Operator EnQuest (LON: ENQ) has emerged as the latest North Sea firm to throw its hat into the carbon capture and storage (CCS) ring.
In an operational update, shared on Thursday, the company revealed in September, it submitted applications to the North Sea Transition Authority (NSTA) for two licences to stow emissions.
Permits are expected to be dished out in the first quarter of 2023.
EnQuest says the CCS licences it is vying for are accessible from its existing owned and operated infrastructure.
By reusing and repurposing assets, the company is aiming to “optimise capital cost” and “minimise environmental impact”.
EnQuest is planning to develop a “flexible storage hub”, capable of accommodating up to 10 million tonnes of CO2 a year from emitters in UK, Europe and beyond.
Outside of CCS, EnQuest is pushing on with plans to overhaul the Sullom Voe Terminal (SVT) and connected offshore infrastructure to harness the abundant renewable energy that will soon be available on its doorstep.
Almost 3 gigawatts of offshore wind permits were dished out nearby in the ScotWind clearing round.
EnQuest says it is continuing to mature a number of global scale decarbonisation opportunities, including electrification and green hydrogen.
Having secured an exclusivity agreement with the Shetland Islands Council to progress new energy opportunities at SVT, the company believes it is “well placed to deliver on these new energy ambitions”.
But it lamented the UK Government’s decision to doubled down on the windfall tax, and raise it by an additional 10%.
It means that from the start of next year, North Sea oil and gas producers will have to contend with a 75% marginal rate of tax until 2028.
EnQuest Chief Executive, Amjad Bseisu, said: “Looking ahead towards 2023, we will maintain our disciplined approach, focusing on low-cost and quick payback organic opportunities as we plan our well work programmes for Magnus, PM8/Seligi and Golden Eagle.
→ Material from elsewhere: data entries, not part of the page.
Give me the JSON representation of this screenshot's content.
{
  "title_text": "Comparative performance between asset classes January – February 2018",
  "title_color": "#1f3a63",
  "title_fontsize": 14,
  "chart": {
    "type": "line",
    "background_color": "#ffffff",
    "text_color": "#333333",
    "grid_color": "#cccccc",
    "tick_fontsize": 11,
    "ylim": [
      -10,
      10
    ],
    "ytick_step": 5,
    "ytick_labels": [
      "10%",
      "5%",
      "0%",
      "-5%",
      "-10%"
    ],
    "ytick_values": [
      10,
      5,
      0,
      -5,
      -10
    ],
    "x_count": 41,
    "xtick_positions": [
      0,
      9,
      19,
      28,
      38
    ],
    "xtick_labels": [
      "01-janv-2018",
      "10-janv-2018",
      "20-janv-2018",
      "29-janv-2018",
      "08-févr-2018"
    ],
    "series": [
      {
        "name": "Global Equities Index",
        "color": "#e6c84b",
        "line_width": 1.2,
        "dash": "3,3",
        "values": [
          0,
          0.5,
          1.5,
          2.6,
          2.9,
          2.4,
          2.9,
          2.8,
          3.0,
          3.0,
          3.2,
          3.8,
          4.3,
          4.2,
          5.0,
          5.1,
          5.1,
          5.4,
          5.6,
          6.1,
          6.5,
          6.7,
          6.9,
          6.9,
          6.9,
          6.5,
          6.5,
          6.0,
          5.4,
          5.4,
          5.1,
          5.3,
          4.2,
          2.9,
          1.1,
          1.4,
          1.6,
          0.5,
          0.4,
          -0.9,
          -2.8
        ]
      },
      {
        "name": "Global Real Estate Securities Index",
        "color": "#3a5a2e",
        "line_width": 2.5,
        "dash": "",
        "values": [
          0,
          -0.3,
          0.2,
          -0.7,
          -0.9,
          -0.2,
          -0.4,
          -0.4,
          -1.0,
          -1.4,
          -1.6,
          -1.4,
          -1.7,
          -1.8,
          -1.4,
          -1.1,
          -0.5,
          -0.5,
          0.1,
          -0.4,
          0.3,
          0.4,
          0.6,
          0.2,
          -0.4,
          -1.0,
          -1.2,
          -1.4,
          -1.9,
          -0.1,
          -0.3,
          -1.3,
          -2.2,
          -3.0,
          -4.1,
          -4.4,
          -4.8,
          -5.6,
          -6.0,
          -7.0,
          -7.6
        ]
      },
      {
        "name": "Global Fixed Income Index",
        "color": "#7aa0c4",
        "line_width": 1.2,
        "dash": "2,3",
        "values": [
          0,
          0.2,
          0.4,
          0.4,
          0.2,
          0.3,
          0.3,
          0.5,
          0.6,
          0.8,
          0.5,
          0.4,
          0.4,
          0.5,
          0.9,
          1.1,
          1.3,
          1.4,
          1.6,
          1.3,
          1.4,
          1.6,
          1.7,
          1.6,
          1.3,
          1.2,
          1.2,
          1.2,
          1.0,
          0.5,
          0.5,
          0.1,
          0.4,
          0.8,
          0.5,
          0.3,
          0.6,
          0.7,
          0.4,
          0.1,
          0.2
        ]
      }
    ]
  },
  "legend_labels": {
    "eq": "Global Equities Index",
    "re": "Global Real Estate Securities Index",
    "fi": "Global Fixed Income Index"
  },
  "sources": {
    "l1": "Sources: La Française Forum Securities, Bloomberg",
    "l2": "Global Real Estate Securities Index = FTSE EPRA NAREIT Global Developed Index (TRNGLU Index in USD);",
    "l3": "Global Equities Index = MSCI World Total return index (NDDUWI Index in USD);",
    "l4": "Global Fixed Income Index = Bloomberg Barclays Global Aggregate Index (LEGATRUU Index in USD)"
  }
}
We continue to make good progress in maturing our infrastructure and new energy business in a capital light manner.
“While the recently announced increase and extension of the duration of the Energy Profits Levy is particularly disappointing and threatens the delivery of UK’s twin objectives of long-term energy security and decarbonisation, we remain committed to the UK North Sea and delivery of value to our stakeholders.”